May 17, 2010

What, exactly, is ROI?

The acronym, ROI, means 'return on investment'. In other words, if I make $1.10 for every $1.00 spent on a project, my return on the $1.00 invested is 10%. Used in the context of cloud computing, this is incorrect.

When we talk about the economic benefit of cloud computing, we assess the difference between the total cost of ownership (TCO) of owning and operating the necessary infrastructure to make our applications available to customers and the TCO of of leasing that same infrastructure on demand. All else being equal, more than likely, the cost of owning and operating will be higher than leasing on demand. This is a cost saving proposition, not a ROI. In this case, we should be looking at the breakeven point--the point in time at which we have paid off the expense and get into the black.

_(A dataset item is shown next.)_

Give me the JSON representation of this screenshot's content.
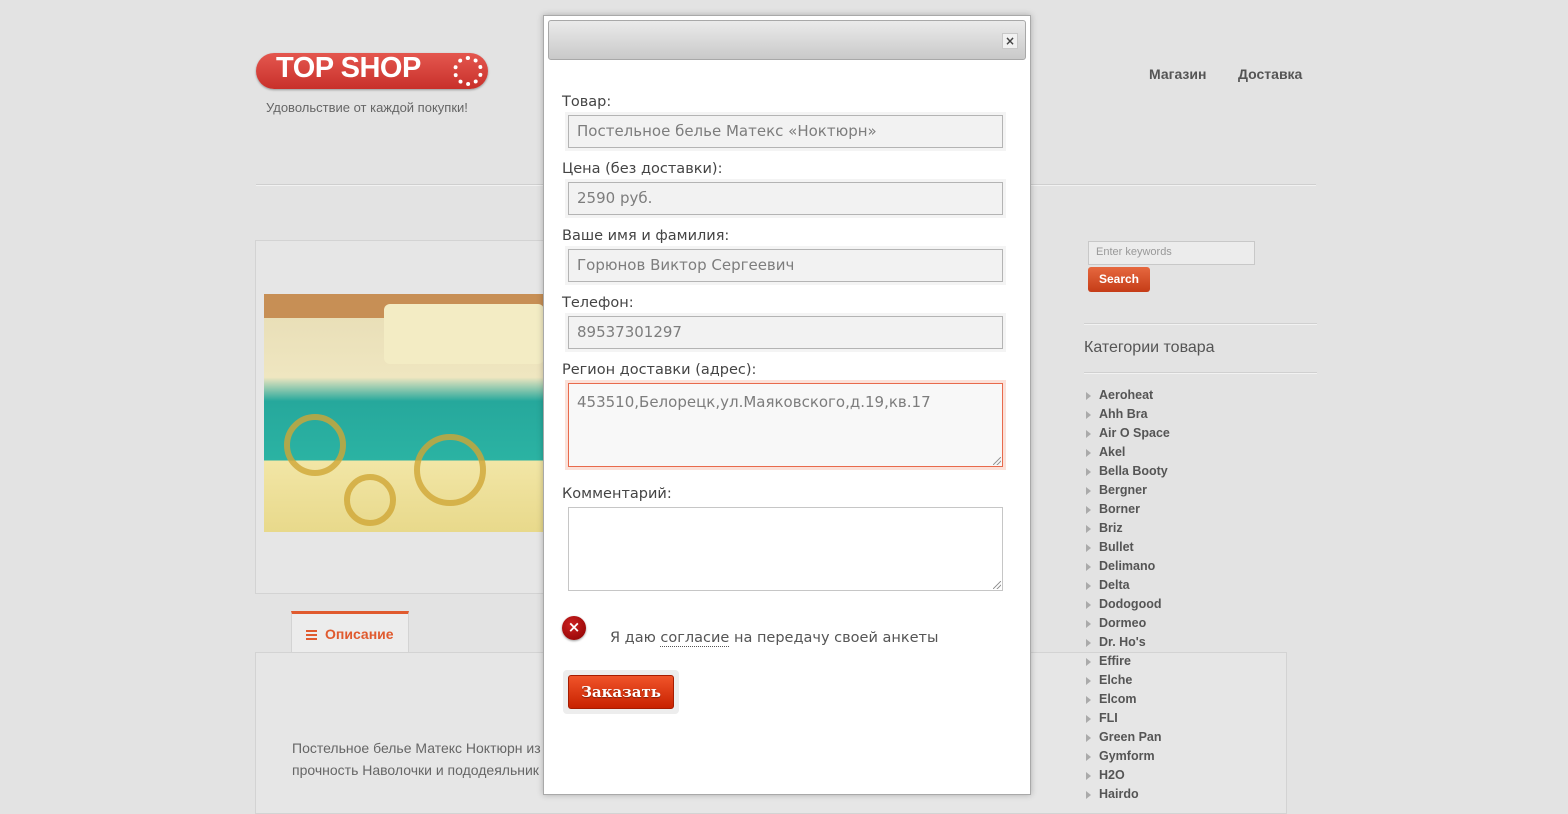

What is usually missing from the evaluation of these cost savings is the sunk cost of application development: either way, those $ are going to be spent and are considered to be an investment. Aha! Now we're talking about investment. If TCO is (assumed) to be lower when leveraging a cloud environment, then it follows that the ROI will be higher.

Consider the following basic scenario:

Note that the OPEX is higher in the lease/on demand scenario. This is because most of the CAPEX that would have been incurred in an ownership scenario become OPEX in a lease/on demand scenario. So, when comparing the ownership and lease/on demand scenarios, the economic benefit, or return on the initial development investment, would be greater in a cloud based scenario. If we had considered an pre-existing application and its displacement to the cloud, then we would have been discussing a cost savings, and not a ROI.